It completely amazes me how much has happened in one week.
The first few times you try pole dancing, it’s super hard and unnatural and awkward. I tripped on my feet and felt really self-conscious walking, like I wasn’t walking “right” or “pretty enough.” I have never had looming concerns about my ability to walk before, but throw a silver pole in one hand and suddenly I am alternating between tip-toes and stomping and trying way too hard to do this most basic human movement.
And forget the spins. I basically stood there watching everyone float around like butterflies while I cocked my head like a puppy dog and thought, “Maybe I should try hula hooping instead.” I was convinced I was not strong enough, coordinated enough or graceful enough. Still, because I’m crazy or a good sport or stupid or all of the above, I kept going back.
Then, something clicked. I’m not saying I suddenly became an aerial expert ready for the circus, but after about class four, I began interacting with the pole differently. Maybe it’s muscle memory, or maybe your brain shuts up, or maybe you stop worrying about how big your thighs look in those booty shorts (which should really be called booty underwear, even though they are smaller than many of my actual underwearses). Or maybe you just stop fearing the pole, and your body, and how it moves, and your femininity.
Feminine is scary.
Ooh. It really is. Because it’s misunderstood. It’s the darkness, the yin.The cold, the inward and downward. The unexplainable and intuitive and unmeasurable and undefinable. It’s that dark part of all of us — of every aspect of the universe — that is easier to ignore than understand, much less accept.

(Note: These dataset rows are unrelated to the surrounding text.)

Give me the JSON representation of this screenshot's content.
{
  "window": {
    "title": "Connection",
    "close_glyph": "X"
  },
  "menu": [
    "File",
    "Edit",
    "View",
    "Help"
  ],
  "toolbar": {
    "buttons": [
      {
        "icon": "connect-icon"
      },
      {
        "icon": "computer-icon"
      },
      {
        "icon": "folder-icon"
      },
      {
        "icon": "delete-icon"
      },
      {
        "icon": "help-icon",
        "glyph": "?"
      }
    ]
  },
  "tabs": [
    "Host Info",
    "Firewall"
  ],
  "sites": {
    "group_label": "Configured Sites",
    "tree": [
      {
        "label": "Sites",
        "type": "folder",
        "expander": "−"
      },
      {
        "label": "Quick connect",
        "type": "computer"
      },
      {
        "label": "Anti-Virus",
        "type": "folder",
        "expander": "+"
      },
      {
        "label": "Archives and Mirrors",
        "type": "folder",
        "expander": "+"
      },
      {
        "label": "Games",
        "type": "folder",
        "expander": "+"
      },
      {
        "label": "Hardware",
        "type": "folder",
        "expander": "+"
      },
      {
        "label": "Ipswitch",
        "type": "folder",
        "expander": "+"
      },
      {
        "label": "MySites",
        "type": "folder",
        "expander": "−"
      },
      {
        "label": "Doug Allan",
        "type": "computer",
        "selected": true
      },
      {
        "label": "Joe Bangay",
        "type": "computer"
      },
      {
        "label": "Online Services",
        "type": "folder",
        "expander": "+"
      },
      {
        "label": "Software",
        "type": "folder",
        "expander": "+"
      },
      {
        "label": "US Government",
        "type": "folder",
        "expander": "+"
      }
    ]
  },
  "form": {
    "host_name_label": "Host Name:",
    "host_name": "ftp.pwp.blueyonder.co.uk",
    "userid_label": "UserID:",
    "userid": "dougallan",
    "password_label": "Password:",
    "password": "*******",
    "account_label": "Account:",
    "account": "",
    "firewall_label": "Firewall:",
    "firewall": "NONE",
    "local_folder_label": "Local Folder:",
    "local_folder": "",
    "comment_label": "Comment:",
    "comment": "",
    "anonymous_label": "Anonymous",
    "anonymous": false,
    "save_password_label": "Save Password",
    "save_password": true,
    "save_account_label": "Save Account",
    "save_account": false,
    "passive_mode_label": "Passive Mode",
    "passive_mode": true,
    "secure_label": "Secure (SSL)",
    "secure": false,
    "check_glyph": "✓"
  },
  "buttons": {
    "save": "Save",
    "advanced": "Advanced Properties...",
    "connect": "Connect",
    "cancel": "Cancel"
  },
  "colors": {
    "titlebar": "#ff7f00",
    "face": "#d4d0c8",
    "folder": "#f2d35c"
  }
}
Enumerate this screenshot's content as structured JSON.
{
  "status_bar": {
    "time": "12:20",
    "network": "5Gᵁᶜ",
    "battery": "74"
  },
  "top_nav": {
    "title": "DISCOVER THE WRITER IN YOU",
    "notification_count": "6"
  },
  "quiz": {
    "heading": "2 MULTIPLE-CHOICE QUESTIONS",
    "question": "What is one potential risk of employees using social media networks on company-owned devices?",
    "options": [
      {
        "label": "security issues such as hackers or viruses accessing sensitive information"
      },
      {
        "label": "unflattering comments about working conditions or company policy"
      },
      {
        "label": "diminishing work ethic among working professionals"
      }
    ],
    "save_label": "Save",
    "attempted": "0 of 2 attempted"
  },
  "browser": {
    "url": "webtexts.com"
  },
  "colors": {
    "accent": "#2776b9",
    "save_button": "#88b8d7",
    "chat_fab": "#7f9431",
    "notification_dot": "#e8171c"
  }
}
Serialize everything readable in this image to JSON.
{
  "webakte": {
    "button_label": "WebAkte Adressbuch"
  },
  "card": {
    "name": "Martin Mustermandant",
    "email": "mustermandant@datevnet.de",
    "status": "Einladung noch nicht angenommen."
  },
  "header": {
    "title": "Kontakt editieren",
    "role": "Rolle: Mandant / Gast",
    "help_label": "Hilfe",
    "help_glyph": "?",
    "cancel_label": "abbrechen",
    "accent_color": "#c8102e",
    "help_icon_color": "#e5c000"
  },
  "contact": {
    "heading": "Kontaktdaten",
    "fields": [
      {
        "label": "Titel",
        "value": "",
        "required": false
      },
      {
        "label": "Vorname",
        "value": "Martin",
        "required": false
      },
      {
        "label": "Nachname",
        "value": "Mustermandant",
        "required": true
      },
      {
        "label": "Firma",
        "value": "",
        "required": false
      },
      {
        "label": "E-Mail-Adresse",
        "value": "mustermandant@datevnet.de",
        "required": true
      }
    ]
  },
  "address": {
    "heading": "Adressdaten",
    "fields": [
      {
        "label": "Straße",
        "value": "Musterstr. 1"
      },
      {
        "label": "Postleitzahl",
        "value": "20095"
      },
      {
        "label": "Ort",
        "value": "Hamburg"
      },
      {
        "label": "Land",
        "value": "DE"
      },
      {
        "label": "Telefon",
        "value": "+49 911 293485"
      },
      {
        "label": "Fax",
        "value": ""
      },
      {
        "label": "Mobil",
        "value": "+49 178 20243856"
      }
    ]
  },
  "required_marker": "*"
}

Even much less celebrate. This is even apparent down to the way society is critical of the physical shape of a woman (and of course any feminine and empowered movement of that shape), and puts impossible pressure on its women to squish, starve and cut their bodies down into flat, boxy little-boy shapes. (Not to say that only “real” women are all curvy. They aren’t. But not all are skinny, either. We aren’t supposed to all look the same.)
After a few hours of climbing and spinning on the pole — yes, this week I am no longer staring in bewilderment, but I am sort of starting to get some legitimate air — it is beginning to seem silly to think that people would judge it as anything other than another form of self-expression — mixed with a surprising amount of athleticism and power. Which, now that I think about it, seems to be the very definition of “strong woman,” in true, honest and vulnerable physical form.
So of course pole dancing freaks some people out, and elicits a mysterious, taboo response from others.
Still, I find myself casually avoiding mentioning to my mom that I am sore from pole dancing, and I felt apologetic when I mentioned pole dancing around my friend’s 14-year-old son. I felt like I needed to explain that I wasn’t undressing or naked or even grinding on the pole — at all. I want to disclaim that my dance routine could just as easily be done without the pole, but that the pole is just like a prop, to help create different kinds of spins and moves and a different energy.
But even if I disclaim, is anyone really listening? Or just hearing what they already think they know?
***
On another note, a hypnotist asked me (long story… I have a very interesting job) today if I could change one thing in my life, what would it be?
I thought about this a lot, and my brain kept coming back to thinking about these pole dancing classes. But why? On many levels, they are super silly and fun and superficial. But there is something else really odd going on with them, something that’s bigger than just twirling and making my husband get excited to come to a fundraiser for the first and probably last time in his life.
What would I want to change? And how did that relate to pole dancing? I settled on this:
I had a near-death childbirth 15 months ago that left me in bed for several months. I am now finally regaining my strength and energy, trying to reconnect with my body in a new way. I have begun dancing again, and I am interested in realizing my physical strength (because I already have been forced to realize my internal strength), while still staying compassionate with my body and how it is different now.
On an intangible level, it is about seeing myself as a strong survivor instead of a victim of what happened to me. And how that could be expressed externally would be by fearlessly accepting and displaying my existing physical strength as I improve my dancing.
You hear that, me? It’s OK to be as strong as you already are, whether that strength looks like deltoids pulling your body 15 feet into the air, or whether it looks like an effortless spin to the floor, whether it’s smiling, or darkness, or messing up over and over again. The strength is in the honesty.